The role of crystalline admixtures in the long-term healing process of fiber-reinforced cementitious composites (FRCC)

Crystalline admixtures (CAs), categorized as permeability-reducing admixtures according to ACI-212, are additives serving in the construction industry for decades and have recently been used as self-healing promoters. Although substantive research has been done on concretes' durability properties and healing efficiency at the macroscopic level, limited information was available regarding its microstructural features and chemical properties. Therefore, this paper aimed to analyze fiber-reinforced cementitious composites (FRCC) with polypropylene fibers (PP) in the long-term healing process. Initially, an analysis of the CAs raw materials was carried out. Then, the concrete compositions' physicomechanical properties were tested. For the healing analysis, specimens were pre-cracked after 28-days with an estimated crack width between 50 and 500 mu m. The specimens were cured in three healing conditions: seawater immersion at 20 C, immersed in tap water at 20 C, and wet/dry cycles.

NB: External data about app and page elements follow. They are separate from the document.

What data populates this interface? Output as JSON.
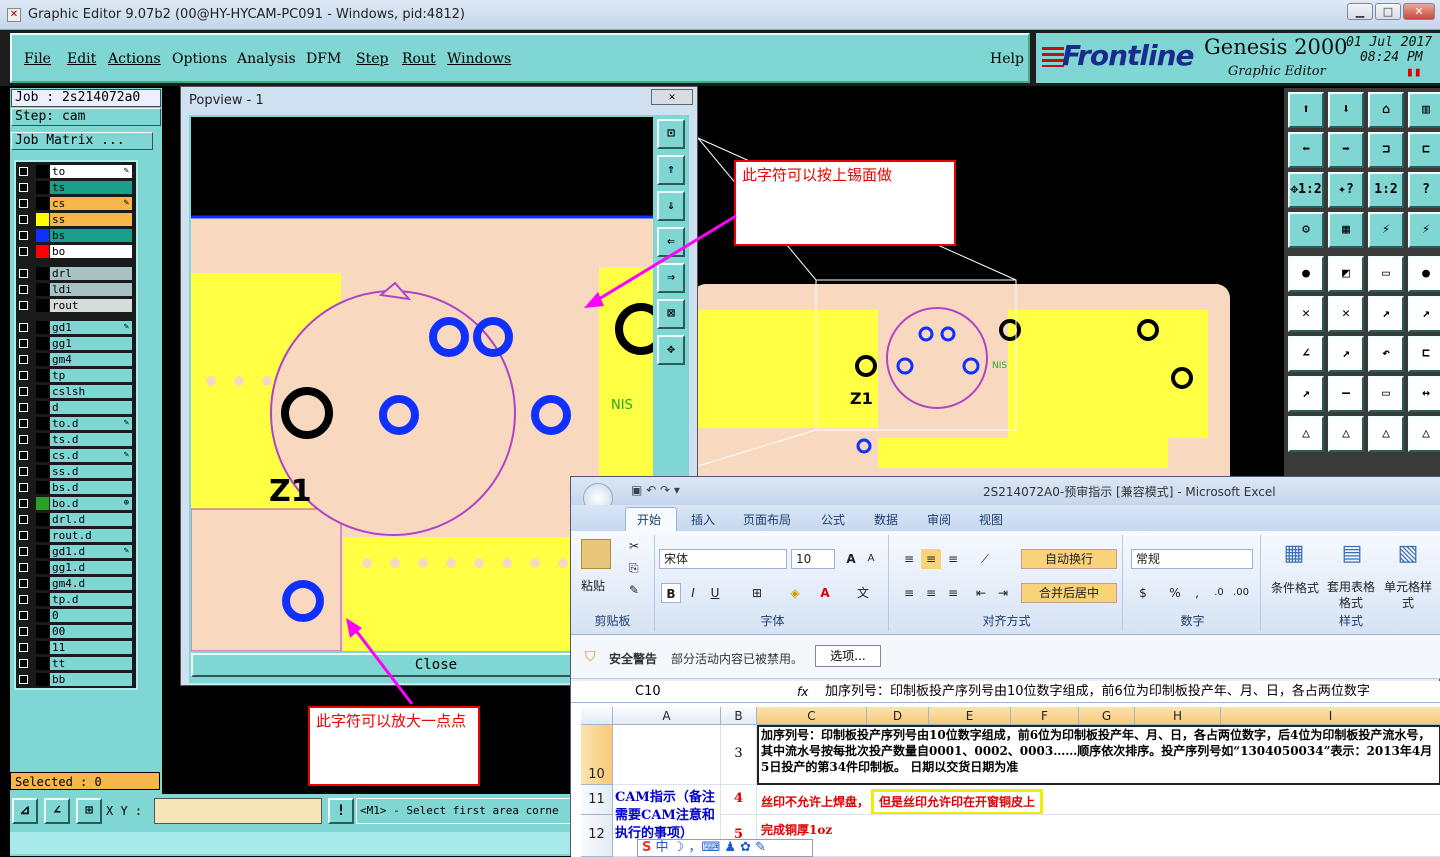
{
  "window": {
    "title": "Graphic Editor 9.07b2 (00@HY-HYCAM-PC091 - Windows, pid:4812)",
    "controls": [
      "▁",
      "□",
      "✕"
    ]
  },
  "menu": {
    "items": [
      "File",
      "Edit",
      "Actions",
      "Options",
      "Analysis",
      "DFM",
      "Step",
      "Rout",
      "Windows"
    ],
    "help": "Help"
  },
  "logo": {
    "brand": "Frontline",
    "product": "Genesis 2000",
    "subtitle": "Graphic Editor",
    "date": "01 Jul 2017",
    "time": "08:24 PM"
  },
  "left": {
    "job": "Job : 2s214072a0",
    "step": "Step: cam",
    "matrix_button": "Job Matrix ...",
    "selected": "Selected : 0",
    "layers": [
      {
        "name": "to",
        "color": "#ffffff",
        "swatch": "#000000",
        "edit": "✎"
      },
      {
        "name": "ts",
        "color": "#1aa08a",
        "swatch": "#000000",
        "edit": ""
      },
      {
        "name": "cs",
        "color": "#f7b64a",
        "swatch": "#000000",
        "edit": "✎"
      },
      {
        "name": "ss",
        "color": "#f7b64a",
        "swatch": "#ffff00",
        "edit": ""
      },
      {
        "name": "bs",
        "color": "#1aa08a",
        "swatch": "#1030ff",
        "edit": ""
      },
      {
        "name": "bo",
        "color": "#ffffff",
        "swatch": "#ff0000",
        "edit": ""
      },
      {
        "name": "drl",
        "color": "#a7c3c6",
        "swatch": "#000000",
        "edit": ""
      },
      {
        "name": "ldi",
        "color": "#a7c3c6",
        "swatch": "#000000",
        "edit": ""
      },
      {
        "name": "rout",
        "color": "#d6dcdc",
        "swatch": "#000000",
        "edit": ""
      },
      {
        "name": "gd1",
        "color": "#7fd6d2",
        "swatch": "#000000",
        "edit": "✎"
      },
      {
        "name": "gg1",
        "color": "#7fd6d2",
        "swatch": "#000000",
        "edit": ""
      },
      {
        "name": "gm4",
        "color": "#7fd6d2",
        "swatch": "#000000",
        "edit": ""
      },
      {
        "name": "tp",
        "color": "#7fd6d2",
        "swatch": "#000000",
        "edit": ""
      },
      {
        "name": "cslsh",
        "color": "#7fd6d2",
        "swatch": "#000000",
        "edit": ""
      },
      {
        "name": "d",
        "color": "#7fd6d2",
        "swatch": "#000000",
        "edit": ""
      },
      {
        "name": "to.d",
        "color": "#7fd6d2",
        "swatch": "#000000",
        "edit": "✎"
      },
      {
        "name": "ts.d",
        "color": "#7fd6d2",
        "swatch": "#000000",
        "edit": ""
      },
      {
        "name": "cs.d",
        "color": "#7fd6d2",
        "swatch": "#000000",
        "edit": "✎"
      },
      {
        "name": "ss.d",
        "color": "#7fd6d2",
        "swatch": "#000000",
        "edit": ""
      },
      {
        "name": "bs.d",
        "color": "#7fd6d2",
        "swatch": "#000000",
        "edit": ""
      },
      {
        "name": "bo.d",
        "color": "#7fd6d2",
        "swatch": "#2aa02a",
        "edit": "⊕"
      },
      {
        "name": "drl.d",
        "color": "#7fd6d2",
        "swatch": "#000000",
        "edit": ""
      },
      {
        "name": "rout.d",
        "color": "#7fd6d2",
        "swatch": "#000000",
        "edit": ""
      },
      {
        "name": "gd1.d",
        "color": "#7fd6d2",
        "swatch": "#000000",
        "edit": "✎"
      },
      {
        "name": "gg1.d",
        "color": "#7fd6d2",
        "swatch": "#000000",
        "edit": ""
      },
      {
        "name": "gm4.d",
        "color": "#7fd6d2",
        "swatch": "#000000",
        "edit": ""
      },
      {
        "name": "tp.d",
        "color": "#7fd6d2",
        "swatch": "#000000",
        "edit": ""
      },
      {
        "name": "0",
        "color": "#7fd6d2",
        "swatch": "#000000",
        "edit": ""
      },
      {
        "name": "00",
        "color": "#7fd6d2",
        "swatch": "#000000",
        "edit": ""
      },
      {
        "name": "11",
        "color": "#7fd6d2",
        "swatch": "#000000",
        "edit": ""
      },
      {
        "name": "tt",
        "color": "#7fd6d2",
        "swatch": "#000000",
        "edit": ""
      },
      {
        "name": "bb",
        "color": "#7fd6d2",
        "swatch": "#000000",
        "edit": ""
      }
    ]
  },
  "popview": {
    "title": "Popview - 1",
    "close_x": "✕",
    "close_button": "Close",
    "board_text": "Z1"
  },
  "main_board_text": [
    "Z1",
    "NIS"
  ],
  "notes": {
    "top": "此字符可以按上锡面做",
    "bottom": "此字符可以放大一点点"
  },
  "bottom": {
    "xy_label": "X Y :",
    "xy_value": "",
    "prompt": "<M1> - Select first area corne"
  },
  "right_toolbar": {
    "labels": [
      "",
      "",
      "",
      "",
      "",
      "",
      "",
      "",
      "1:2",
      "?",
      "",
      "",
      "",
      "",
      "",
      "",
      "",
      "",
      "",
      "",
      "",
      "",
      "",
      "",
      "",
      "",
      "",
      "",
      "",
      "",
      "",
      "",
      "",
      "",
      "",
      ""
    ]
  },
  "excel": {
    "title": "2S214072A0-预审指示 [兼容模式] - Microsoft Excel",
    "tabs": [
      "开始",
      "插入",
      "页面布局",
      "公式",
      "数据",
      "审阅",
      "视图"
    ],
    "clipboard": {
      "paste": "粘贴",
      "group": "剪贴板"
    },
    "font": {
      "name": "宋体",
      "size": "10",
      "group": "字体"
    },
    "align": {
      "wrap": "自动换行",
      "merge": "合并后居中",
      "group": "对齐方式"
    },
    "number": {
      "format": "常规",
      "group": "数字"
    },
    "styles": {
      "cond": "条件格式",
      "table": "套用表格格式",
      "cell": "单元格样式",
      "group": "样式"
    },
    "security": {
      "label": "安全警告",
      "message": "部分活动内容已被禁用。",
      "button": "选项..."
    },
    "namebox": "C10",
    "fx": "fx",
    "formula": "加序列号：印制板投产序列号由10位数字组成，前6位为印制板投产年、月、日，各占两位数字",
    "columns": [
      "A",
      "B",
      "C",
      "D",
      "E",
      "F",
      "G",
      "H",
      "I"
    ],
    "rows": [
      {
        "num": "10",
        "b": "3",
        "c": "加序列号：印制板投产序列号由10位数字组成，前6位为印制板投产年、月、日，各占两位数字，后4位为印制板投产流水号，其中流水号按每批次投产数量自0001、0002、0003……顺序依次排序。投产序列号如“1304050034”表示：2013年4月5日投产的第34件印制板。 日期以交货日期为准"
      },
      {
        "num": "11",
        "b": "4",
        "c": "丝印不允许上焊盘，",
        "c2": "但是丝印允许印在开窗铜皮上"
      },
      {
        "num": "12",
        "b": "5",
        "c": "完成铜厚1oz"
      }
    ],
    "a_merged": "CAM指示（备注需要CAM注意和执行的事项）",
    "ime": "中"
  }
}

The healing rate was evaluated based on the crack closure, recovery of compressive strength, and sealing efficiency through water absorption. An almost perfect surface healing was observed for specimens immersed in seawater and tap water. At the same time, the wet/dry condition proved to be insufficient for both CAs types. The analysis of the healing material highlighted significant differences in the agent's structure at the surface and inside the crack. Also, the influence of other compounds, such as Mg, during the hydration of C3S to the healing agents has been analyzed, indicating M-S-H compounds, magnesium calcite, and brucite according to SEM and XRD analysis.

Automated summary

This paper analyzes the long-term healing process of fiber-reinforced cementitious composites (FRCC) with polypropylene fibers (PP). The results show that immersion in seawater and tap water can achieve almost perfect surface healing, while the wet/dry condition is insufficient for healing. Additionally, the study highlights the differences in agent's structure between the crack surface and interior, and analyzes the influence of other compounds, such as magnesium, on the healing agents.